With this evidence before us, it is hard to deny that the history of the generations which first experienced the “fatal gift” of Constantine supplied only too good ground for St Gregory’s complaint of contentions and strivings for dominion among Christian bishops. But though these contentions disturbed the work of councils, councils did not create them and Gregory was hardly fair if he laid on councils the responsibility for them : rather, in this direction lay the remedy and counterpoise, seeing that councils represented the parliamentary and democratic side of church government — stood, that is to say, in idea at least, for free and open discussion as against the untrammelled decrees of authority, and for the equality of churches as against the preponderance of metropolitan or patriarch or pope. No more grandiloquent utterance of these principles could indeed possibly be found than the words with which the Council of Ephesus concludes its examination of the Cypriot claim. “Let none of the most reverend bishops annex a province which has not been from the first under the jurisdiction of himself and his predecessors; and so the canons of the fathers shall not be overstepped, nor pride of worldly power creep in under the guise of priesthood, nor we lose little by little, without knowing it, that freedom which our Lord Jesus Christ, the Liberator of all men, purchased for us with his blood.”

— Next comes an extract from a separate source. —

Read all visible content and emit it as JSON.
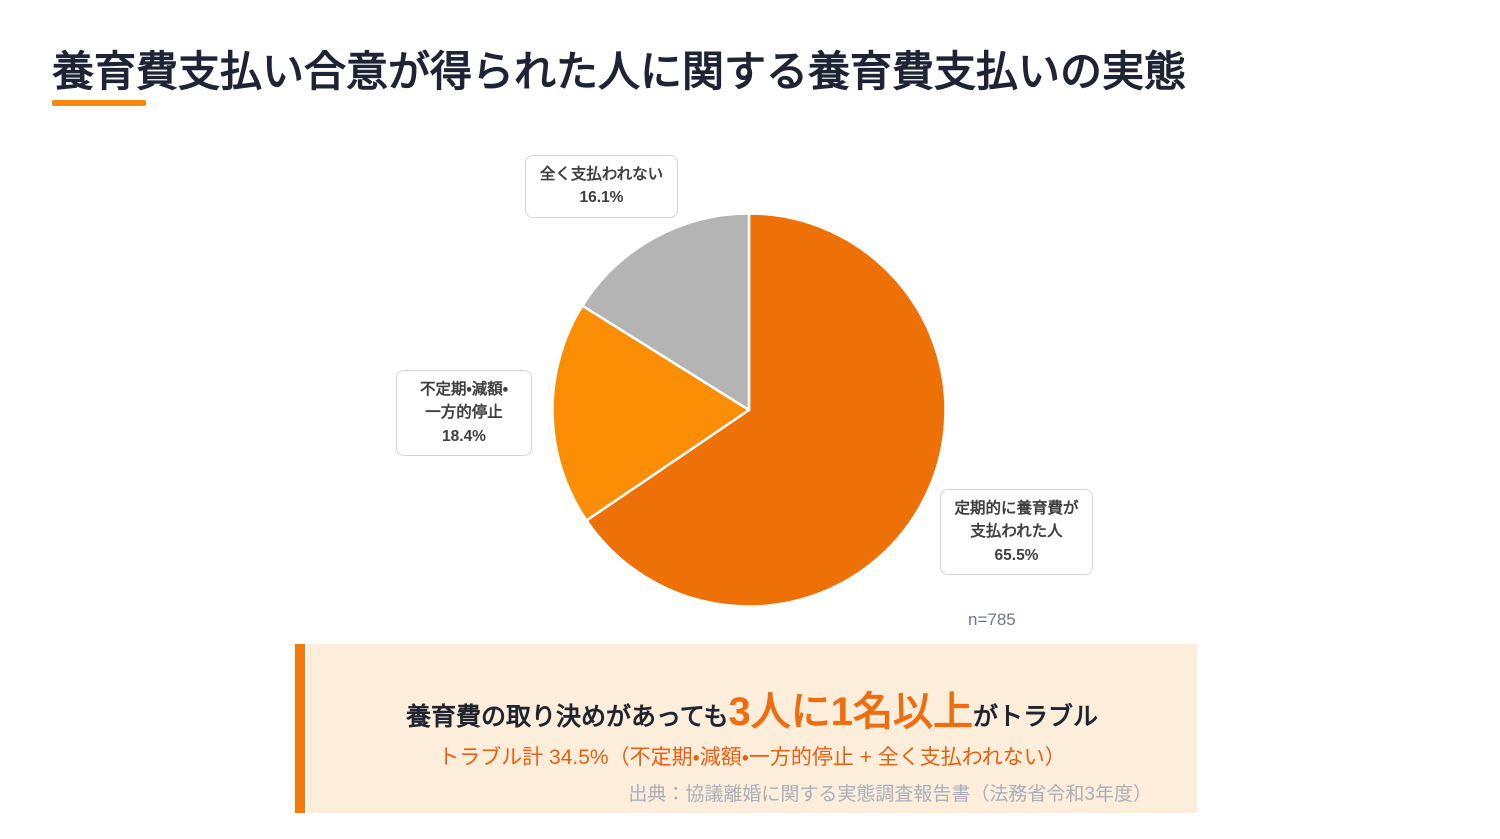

And councils really were, at any rate in two main departments of their activity, the organ through which the mind of the federated Christian communities did arrive at some definite and lasting self-expression, namely in the Creed and in the Canon Law. In both directions, it is true. East and West moved only a certain part of the way together: in both too, white the impulse was given by councils, the influence of the great churches added something to the completeness of the work: in the case of the Creed, what became a universal usage in the liturgy was at first only a usage of Antioch and Constantinople; in the case of the Canon Law the collective decisions of councils were supplemented by the individual judgments of popes or doctors before the corpus of either Western or Eastern Law was complete. Nevertheless it remains the fact that it was from and out of the conciliar movement that Church Law, as such, came into being at all; that the canons of certain fourth and fifth century councils are the only part of this Law common to both East and West; and that again the only common formulation of Christian doctrine was also the joint work of councils, which for that very reason enjoy the name of oecumenical, Nicaea, Constantinople, and Chalcedon.

1. The origins of the Christian Creed or Symbolum are lost in the obscurity which hangs over the sub-apostolic age. We know it first in a completed form as used in the Roman church about the middle of the second century. From Rome it spread through the West, taking the shape ultimately of our Apostles’ Creed; and one view of its history would make this Roman Creed the source of all Eastern Creeds as well.